Over the years, Son’s ambitions led the company to play a role in seemingly every development in the internet’s modern trajectory. There are search engines, where SoftBank helped set up Yahoo! Japan in the pre-Google 1990s. There’s home broadband, where it began widely distributing modems to customers in the early 2000s. There was getting in on the ground floor of China’s internet economy by investing in Alibaba in 2000. There are smartphones, where SoftBank set up a mobile unit in 2006 and first brought the iPhone to Japan two years later. Son’s record, however, is not without a black eye or three — he set the record for biggest fortune lost during the dotcom bust (since broken by Elon Musk); there were regrettable investments in WeWork, Wirecard and Greensill; and his two massive, Saudi-backed Vision funds have posted mixed results. SoftBank’s latest rise comes as Son has again positioned the firm at the tech vanguard, betting that huge AI gambles will pay off:
- SoftBank is one of OpenAI’s top shareholders, having built up a $64.6 billion, 13% stake in the ChatGPT maker. Reports suggest OpenAI plans to soon file for an initial public offering, turning what have so far been paper gains for SoftBank into liquidity.

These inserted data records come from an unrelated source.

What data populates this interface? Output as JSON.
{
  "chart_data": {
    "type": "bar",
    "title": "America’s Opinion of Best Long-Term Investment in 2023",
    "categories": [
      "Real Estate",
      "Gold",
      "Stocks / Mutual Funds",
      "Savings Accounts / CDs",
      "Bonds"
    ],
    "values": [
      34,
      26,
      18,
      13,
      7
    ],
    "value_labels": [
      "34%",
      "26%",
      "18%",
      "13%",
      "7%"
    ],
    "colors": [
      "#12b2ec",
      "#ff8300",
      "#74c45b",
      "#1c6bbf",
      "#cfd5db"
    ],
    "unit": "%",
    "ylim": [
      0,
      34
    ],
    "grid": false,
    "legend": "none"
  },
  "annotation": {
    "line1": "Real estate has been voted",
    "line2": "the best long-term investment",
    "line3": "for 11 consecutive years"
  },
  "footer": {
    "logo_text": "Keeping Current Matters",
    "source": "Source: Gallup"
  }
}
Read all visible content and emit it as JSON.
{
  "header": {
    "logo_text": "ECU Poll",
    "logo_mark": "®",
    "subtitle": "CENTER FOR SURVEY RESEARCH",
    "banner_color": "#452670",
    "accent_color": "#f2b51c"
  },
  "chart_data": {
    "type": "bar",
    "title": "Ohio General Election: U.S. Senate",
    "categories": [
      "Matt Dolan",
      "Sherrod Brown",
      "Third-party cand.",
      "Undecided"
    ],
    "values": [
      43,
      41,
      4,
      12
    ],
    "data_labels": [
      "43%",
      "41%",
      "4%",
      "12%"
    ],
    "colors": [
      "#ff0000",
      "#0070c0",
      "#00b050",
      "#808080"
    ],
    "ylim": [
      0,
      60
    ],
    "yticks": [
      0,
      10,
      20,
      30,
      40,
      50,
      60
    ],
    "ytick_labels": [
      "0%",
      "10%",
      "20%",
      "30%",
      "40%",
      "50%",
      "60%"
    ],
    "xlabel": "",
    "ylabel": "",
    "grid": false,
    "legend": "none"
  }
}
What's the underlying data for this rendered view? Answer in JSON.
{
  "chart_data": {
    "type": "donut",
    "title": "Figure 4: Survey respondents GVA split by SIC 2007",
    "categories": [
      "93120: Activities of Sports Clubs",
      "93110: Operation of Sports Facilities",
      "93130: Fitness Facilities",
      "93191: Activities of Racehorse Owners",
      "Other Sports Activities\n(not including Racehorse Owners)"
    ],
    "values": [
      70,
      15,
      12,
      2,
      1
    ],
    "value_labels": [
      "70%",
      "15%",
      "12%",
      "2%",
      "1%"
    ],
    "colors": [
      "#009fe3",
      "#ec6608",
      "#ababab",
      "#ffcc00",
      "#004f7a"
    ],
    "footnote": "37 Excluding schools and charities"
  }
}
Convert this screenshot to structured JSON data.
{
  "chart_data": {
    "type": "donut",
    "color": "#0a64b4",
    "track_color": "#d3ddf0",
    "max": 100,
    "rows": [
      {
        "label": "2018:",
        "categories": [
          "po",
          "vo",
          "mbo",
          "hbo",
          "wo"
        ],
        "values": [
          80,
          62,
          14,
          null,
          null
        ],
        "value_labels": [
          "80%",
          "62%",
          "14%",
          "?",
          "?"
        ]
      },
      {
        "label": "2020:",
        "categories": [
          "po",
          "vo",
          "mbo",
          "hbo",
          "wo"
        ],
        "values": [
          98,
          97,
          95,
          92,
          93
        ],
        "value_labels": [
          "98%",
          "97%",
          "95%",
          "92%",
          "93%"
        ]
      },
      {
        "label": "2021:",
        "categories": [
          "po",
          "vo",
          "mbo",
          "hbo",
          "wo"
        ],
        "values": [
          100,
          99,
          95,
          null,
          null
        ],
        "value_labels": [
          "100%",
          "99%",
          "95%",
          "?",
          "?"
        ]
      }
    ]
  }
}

- SB Energy, another portfolio company with significant exposure to the AI trade, is also plotting an IPO in the US. The energy infrastructure provider received $1 billion in commitments from SoftBank and OpenAI earlier this year as part of the massive $500 billion Stargate project.
Du Japon à la France: SoftBank sold its entire $5.8 billion stake in Nvidia late last year to fund its bets on OpenAI and Stargate, a US-based joint venture that also includes Oracle and Emirati investment firm MGX. Not one to stop there, Son is reportedly considering another massive, national AI infrastructure investment worth up to $100 billion, this time in France.